Buntes Kaleidoskop von der grünen Insel

Ein Stück der grünen Insel präsentierten am Samstagabend im ACC die beeindruckenden "Women of Ireland". Bild: stg

Traditionelle Musik, Stepptanz, grüne Landschaften und beeindruckende Steilküsten - wer an Irland denkt, hat in der Regel auch diese Assoziationen. Einiges davon bekamen die Besucher im gut gefüllten Amberger ACC auch serviert. Auf die Naturerlebnisse mussten sie allerdings verzichten.

Johnny Cash hat es schon gesungen, Willie Nelson ebenfalls. Und auch Elvis Presley und Joan Baez.: "Oh Danny Boy" gilt aber als eines der ältesten irischen Lieder, dessen Melodie vermutlich etwa Ende des 16. Jahrhunderts verwurzelt ist. Bei der Show "Women of Ireland", die am Samstagabend im "Amberger Congress Centrum" (ACC) über die Bühne geht, darf dieser Song natürlich nicht fehlen: Dargeboten wurde er von den "O' Neill Sisters", den drei Schwestern Fiona, Naomi und Evangeline. Sie gehören zu den Hauptakteuren des gut zweistündigen irischen Abends.

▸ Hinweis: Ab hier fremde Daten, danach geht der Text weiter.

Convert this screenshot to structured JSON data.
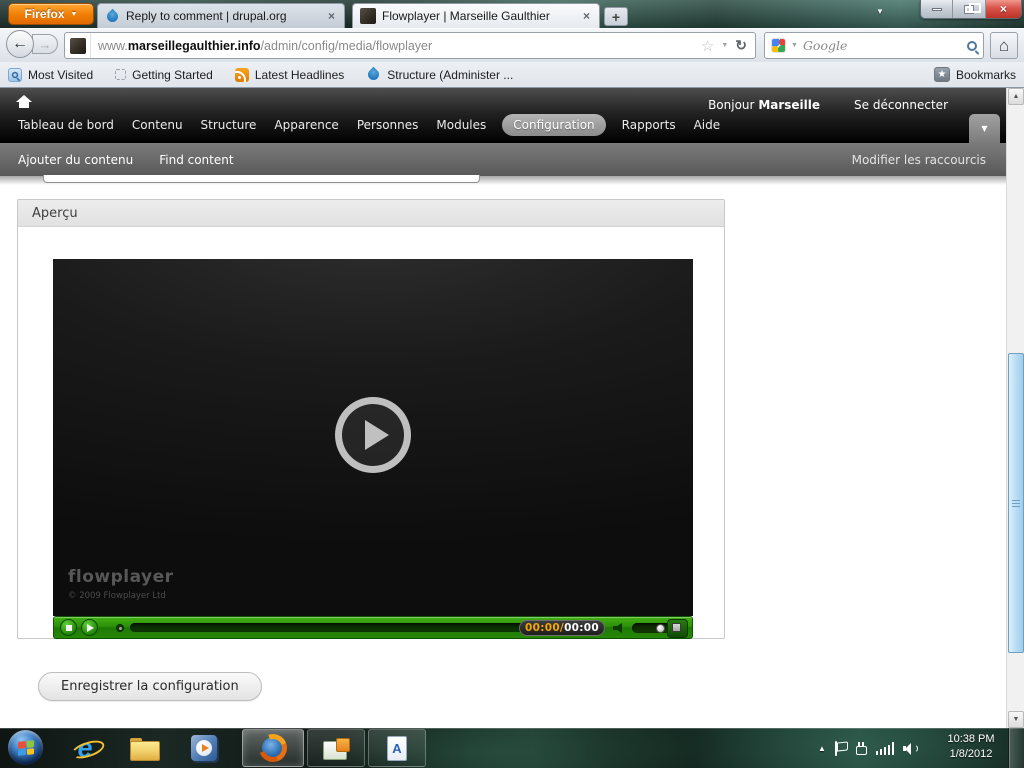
{
  "window": {
    "firefox_button_label": "Firefox",
    "tabs": [
      {
        "title": "Reply to comment | drupal.org"
      },
      {
        "title": "Flowplayer | Marseille Gaulthier"
      }
    ]
  },
  "navbar": {
    "url_prefix": "www.",
    "url_domain": "marseillegaulthier.info",
    "url_path": "/admin/config/media/flowplayer",
    "search_placeholder": "Google"
  },
  "bookmarks_bar": {
    "items": [
      "Most Visited",
      "Getting Started",
      "Latest Headlines",
      "Structure (Administer ..."
    ],
    "bookmarks_label": "Bookmarks"
  },
  "admin_toolbar": {
    "items": [
      "Tableau de bord",
      "Contenu",
      "Structure",
      "Apparence",
      "Personnes",
      "Modules",
      "Configuration",
      "Rapports",
      "Aide"
    ],
    "active_item": "Configuration",
    "greeting": "Bonjour",
    "username": "Marseille",
    "logout": "Se déconnecter"
  },
  "shortcut_bar": {
    "items": [
      "Ajouter du contenu",
      "Find content"
    ],
    "edit_label": "Modifier les raccourcis"
  },
  "content": {
    "fieldset_legend": "Aperçu",
    "player": {
      "logo": "flowplayer",
      "copyright": "© 2009 Flowplayer Ltd",
      "time_elapsed": "00:00/",
      "time_total": "00:00"
    },
    "save_button": "Enregistrer la configuration"
  },
  "taskbar": {
    "time": "10:38 PM",
    "date": "1/8/2012"
  },
  "icons": {
    "caret_down": "▼",
    "close": "×",
    "plus": "+",
    "back_arrow": "←",
    "forward_arrow": "→",
    "reload": "↻",
    "star_outline": "☆",
    "star_solid": "★",
    "home": "⌂",
    "tray_expand": "▲",
    "scroll_up": "▲",
    "scroll_down": "▼",
    "ie_letter": "e",
    "doc_letter": "A"
  },
  "colors": {
    "player_green": "#2d9009",
    "time_elapsed_orange": "#f5a800",
    "drupal_blue": "#1f76bb",
    "firefox_orange": "#f07d05"
  }
}
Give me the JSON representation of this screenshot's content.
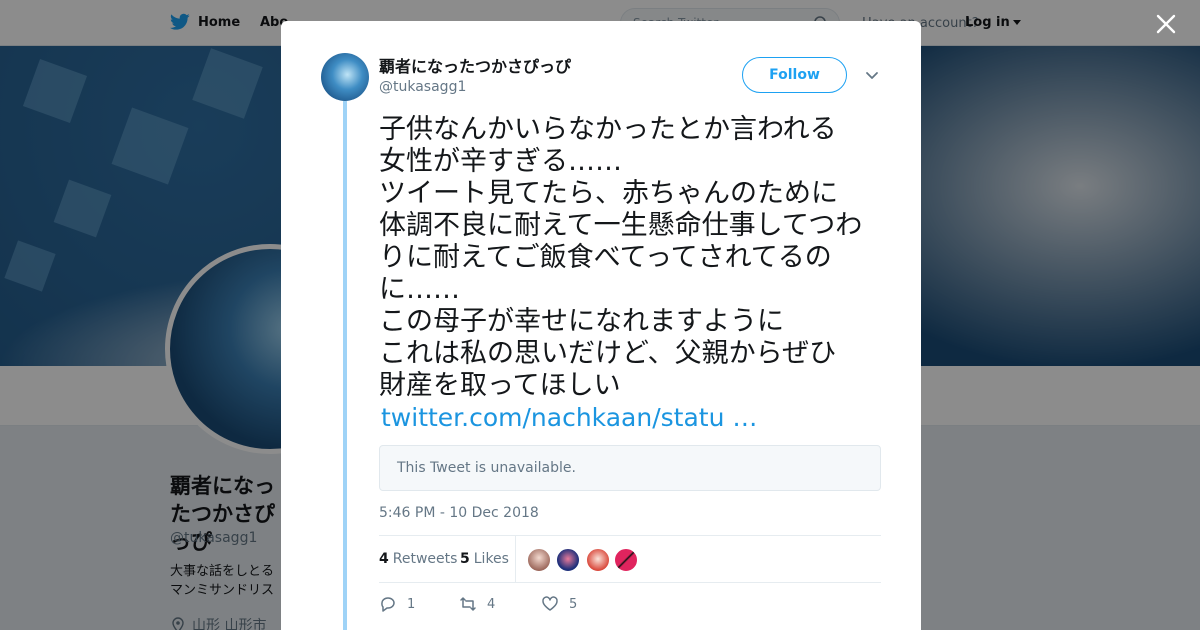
{
  "nav": {
    "home_label": "Home",
    "about_label": "Abo",
    "search_placeholder": "Search Twitter",
    "account_prompt": "Have an account?",
    "login_label": "Log in"
  },
  "profile": {
    "name": "覇者になったつかさぴっぴ",
    "handle": "@tukasagg1",
    "bio_lines": [
      "大事な話をしとる",
      "マンミサンドリス"
    ],
    "location": "山形 山形市"
  },
  "tweet": {
    "author_name": "覇者になったつかさぴっぴ",
    "author_handle": "@tukasagg1",
    "follow_label": "Follow",
    "text_lines": [
      "子供なんかいらなかったとか言われる",
      "女性が辛すぎる……",
      "ツイート見てたら、赤ちゃんのために",
      "体調不良に耐えて一生懸命仕事してつわ",
      "りに耐えてご飯食べてってされてるの",
      "に……",
      "この母子が幸せになれますように",
      "これは私の思いだけど、父親からぜひ",
      "財産を取ってほしい"
    ],
    "link": "twitter.com/nachkaan/statu …",
    "quoted_unavailable": "This Tweet is unavailable.",
    "timestamp": "5:46 PM - 10 Dec 2018",
    "retweets_count": "4",
    "retweets_label": "Retweets",
    "likes_count": "5",
    "likes_label": "Likes",
    "replies": "1",
    "retweets_action": "4",
    "likes_action": "5"
  },
  "colors": {
    "accent": "#1da1f2",
    "link": "#1b95e0",
    "thread_line": "#9fd3f7"
  }
}
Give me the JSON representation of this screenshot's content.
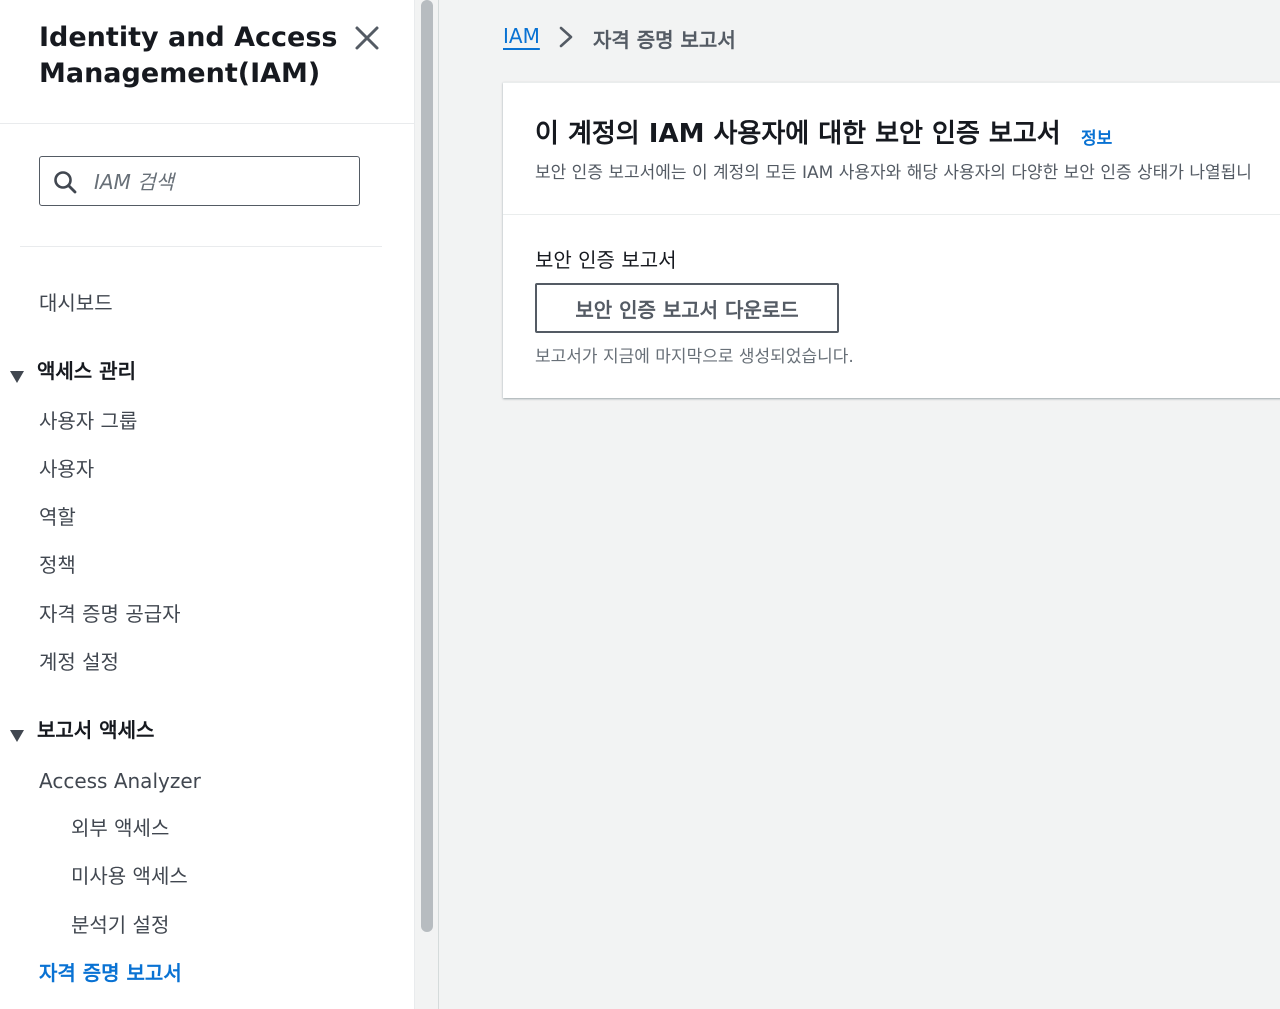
{
  "sidebar": {
    "title": "Identity and Access Management(IAM)",
    "search_placeholder": "IAM 검색",
    "dashboard": "대시보드",
    "access_management": {
      "label": "액세스 관리",
      "items": [
        "사용자 그룹",
        "사용자",
        "역할",
        "정책",
        "자격 증명 공급자",
        "계정 설정"
      ]
    },
    "access_reports": {
      "label": "보고서 액세스",
      "analyzer": "Access Analyzer",
      "analyzer_items": [
        "외부 액세스",
        "미사용 액세스",
        "분석기 설정"
      ],
      "credential_report": "자격 증명 보고서"
    }
  },
  "breadcrumb": {
    "root": "IAM",
    "current": "자격 증명 보고서"
  },
  "card": {
    "title": "이 계정의 IAM 사용자에 대한 보안 인증 보고서",
    "info_link": "정보",
    "description": "보안 인증 보고서에는 이 계정의 모든 IAM 사용자와 해당 사용자의 다양한 보안 인증 상태가 나열됩니",
    "field_label": "보안 인증 보고서",
    "download_button": "보안 인증 보고서 다운로드",
    "help_text": "보고서가 지금에 마지막으로 생성되었습니다."
  },
  "colors": {
    "link": "#0972d3",
    "background": "#f2f3f3",
    "text": "#16191f"
  }
}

"Women of Ireland", also Frauen aus Irland, stehen im Mittelpunkt des Programms: Neben den O'Neill- Sisters sind dies in erster Linie die Geigerin Niamh Fahy, die Tänzerin Siobhán Manson sowie die Luftakrobatin Elena Marina. Und trotzdem: Ganz ohne Männer geht es auch an diesem Abend nicht - sowohl in der Band wie auch als Solotänzer. Das knapp 20-köpfige Ensemble präsentiert ein buntes Kaleidoskop von überlieferten Melodien, modernen Songs und temporeichen Tap- Dance-Choreographien.

Fehlende Struktur

Was den Darbietungen allerdings fehlt, ist eine Struktur, eine Dramaturgie: Eher willkürlich reihen sich die Nummern aneinander, gerne hätte man noch genauer erfahren, was es mit den einzelnen Liedern oder Tänzen auf sich hat. Auch das fünf Euro teure Programm bietet dazu keinerlei Informationen, genauso wenig enthält es Biographisches zu den Akteuren auf der Bühne.

Nichtsdestotrotz hat sich das Kommen auf alle Fälle gelohnt: Gesanglich - und ganz nebenbei erwähnt auch optisch - bieten die O'Neill-Sisters eine tolle Show, sowohl als Dreigesang wie auch als Solisten - sei es beim irischen Volkslied "Carrickfergus", das von einer verlorenen und unerreichbaren Liebe handelt, dem Irish Song "Red Haired Mary" oder dem Beatles-Klassiker "Let it be", der sich ebenfalls ins Programm geschlichen hatte. Der Geigerin Niamh Fahy gelingt es ebenfalls, die Zuhörer in ihren Bann zu ziehen - sowohl bei den ruhig-meditativen Stücken wie bei den rasanten Tempowechseln hin zu den "klassischen" irischen Rhythmen.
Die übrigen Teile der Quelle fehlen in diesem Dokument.